What the hell, Jeep?
As a non-gamer, here’s what I know about Modern Warfare 3: It’s one of those uber-realistic virtual war games. It involves things like blood splatters on the screen and shooting people in the head. While one might think that the last decade of actual warfare and bloodshed and devastation might deter the popularity of such pastimes, no, it’s actually the third in a series of games that make up the most popular video game franchise ever with something like 30 million fans and $3 billion in profits.
So while it’s no surprise that a company like Jeep would want to tap into that demo (the Army tie-in must be hard to resist), it is surprising that they’re doing it in such a lame way. The MW3 Jeep Wrangler starts at $36,495, and features MW3 graphics on the fenders, on the spare tire cover and in the cabin; advertisements promise “The Toughest Car in the World. Any World.” (Snicker.) If this Jeep also telegraphs two things about its driver, it’s more along these lines: I’m not stranger to (virtual) adventure and Video games have poisoned my judgment as a consumer.

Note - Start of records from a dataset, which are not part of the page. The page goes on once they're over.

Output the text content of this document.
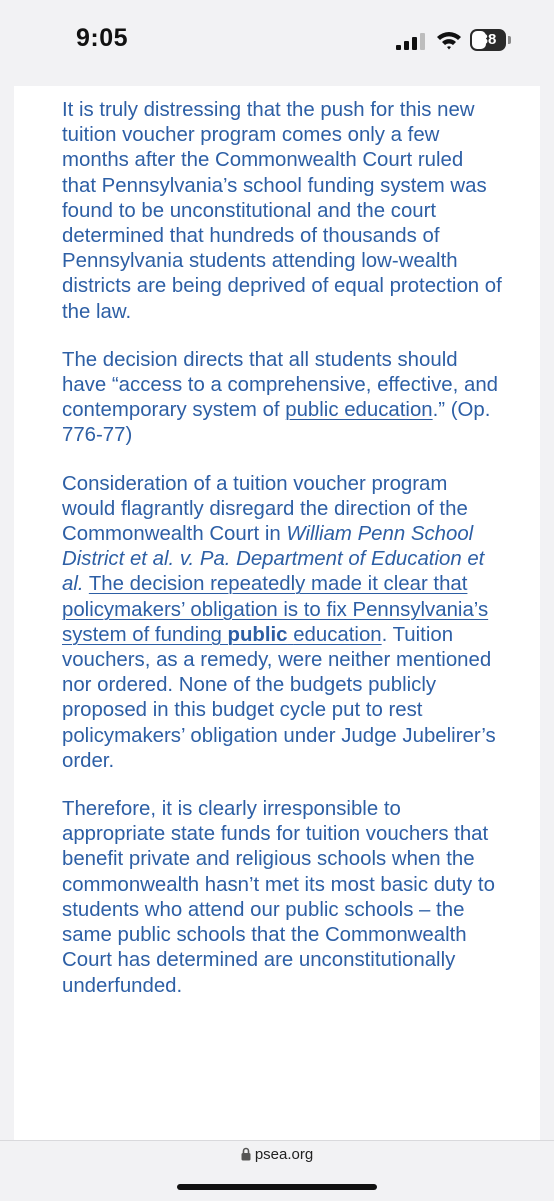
9:05	38

It is truly distressing that the push for this new tuition voucher program comes only a few months after the Commonwealth Court ruled that Pennsylvania’s school funding system was found to be unconstitutional and the court determined that hundreds of thousands of Pennsylvania students attending low-wealth districts are being deprived of equal protection of the law.

The decision directs that all students should have “access to a comprehensive, effective, and contemporary system of public education.” (Op. 776-77)

Consideration of a tuition voucher program would flagrantly disregard the direction of the Commonwealth Court in William Penn School District et al. v. Pa. Department of Education et al. The decision repeatedly made it clear that policymakers’ obligation is to fix Pennsylvania’s system of funding public education. Tuition vouchers, as a remedy, were neither mentioned nor ordered. None of the budgets publicly proposed in this budget cycle put to rest policymakers’ obligation under Judge Jubelirer’s order.

Therefore, it is clearly irresponsible to appropriate state funds for tuition vouchers that benefit private and religious schools when the commonwealth hasn’t met its most basic duty to students who attend our public schools – the same public schools that the Commonwealth Court has determined are unconstitutionally underfunded.

psea.org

Because there’s something larger—and weirder—to discuss than the sexiness (or utter and total lack thereof) of this new Jeep, and that’s a thought conveyed in one review I read: “[E]ven if you aren’t a gamer,” the reviewer enthuses, “it looks pretty neat and gives Jeep an alternative environment (apart from mountains and streams) to place the Wrangler.”

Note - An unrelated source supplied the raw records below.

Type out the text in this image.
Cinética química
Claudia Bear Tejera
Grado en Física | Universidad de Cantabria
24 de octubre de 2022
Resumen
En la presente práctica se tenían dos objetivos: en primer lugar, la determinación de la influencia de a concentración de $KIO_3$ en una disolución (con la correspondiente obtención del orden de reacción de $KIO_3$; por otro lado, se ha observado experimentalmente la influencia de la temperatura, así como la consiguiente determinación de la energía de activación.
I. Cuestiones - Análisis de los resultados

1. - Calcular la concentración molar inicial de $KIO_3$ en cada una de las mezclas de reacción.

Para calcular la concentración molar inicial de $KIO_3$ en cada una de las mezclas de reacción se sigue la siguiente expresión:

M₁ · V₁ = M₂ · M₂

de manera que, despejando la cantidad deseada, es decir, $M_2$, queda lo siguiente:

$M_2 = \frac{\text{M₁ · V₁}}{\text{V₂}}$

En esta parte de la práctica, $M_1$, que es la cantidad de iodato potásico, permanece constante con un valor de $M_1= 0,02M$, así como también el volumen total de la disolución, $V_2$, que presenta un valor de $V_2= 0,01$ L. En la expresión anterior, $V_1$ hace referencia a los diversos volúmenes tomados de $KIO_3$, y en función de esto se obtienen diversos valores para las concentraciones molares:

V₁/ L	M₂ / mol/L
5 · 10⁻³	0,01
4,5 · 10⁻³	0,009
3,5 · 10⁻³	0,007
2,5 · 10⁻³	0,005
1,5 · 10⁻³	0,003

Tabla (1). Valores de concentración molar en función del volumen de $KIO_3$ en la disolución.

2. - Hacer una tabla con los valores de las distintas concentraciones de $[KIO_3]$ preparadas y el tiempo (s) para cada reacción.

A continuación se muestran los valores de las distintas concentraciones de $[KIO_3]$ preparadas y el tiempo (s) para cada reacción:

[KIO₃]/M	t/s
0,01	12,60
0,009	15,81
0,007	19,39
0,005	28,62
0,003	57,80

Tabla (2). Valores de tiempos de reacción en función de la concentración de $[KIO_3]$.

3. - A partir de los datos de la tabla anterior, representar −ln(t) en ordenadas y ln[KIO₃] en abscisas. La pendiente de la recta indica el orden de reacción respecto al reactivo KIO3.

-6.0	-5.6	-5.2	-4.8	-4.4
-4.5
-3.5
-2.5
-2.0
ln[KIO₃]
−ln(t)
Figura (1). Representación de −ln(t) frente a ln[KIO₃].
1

Um, guys? We are aware that this “alternative environment” is a fake war zone, right? While I don’t get the appeal of pretending that one’s vehicle is in the midst of human agony and brutality, one thing we all can agree on is that this car is about the fantasy of combat, right? It’s just a giant rolling reference to a macho video game that people play sitting on their couches (not so macho, guys), and that, Jeep Wrangler, just seems to be an affront to everything you once stood for, at least to me: a certain masculinity, a rugged individualism, the great outdoors, wood-chopping.
It’s a terrible idea on at least one other front: About the last thing we need on the Schuylkill is any more road warriors.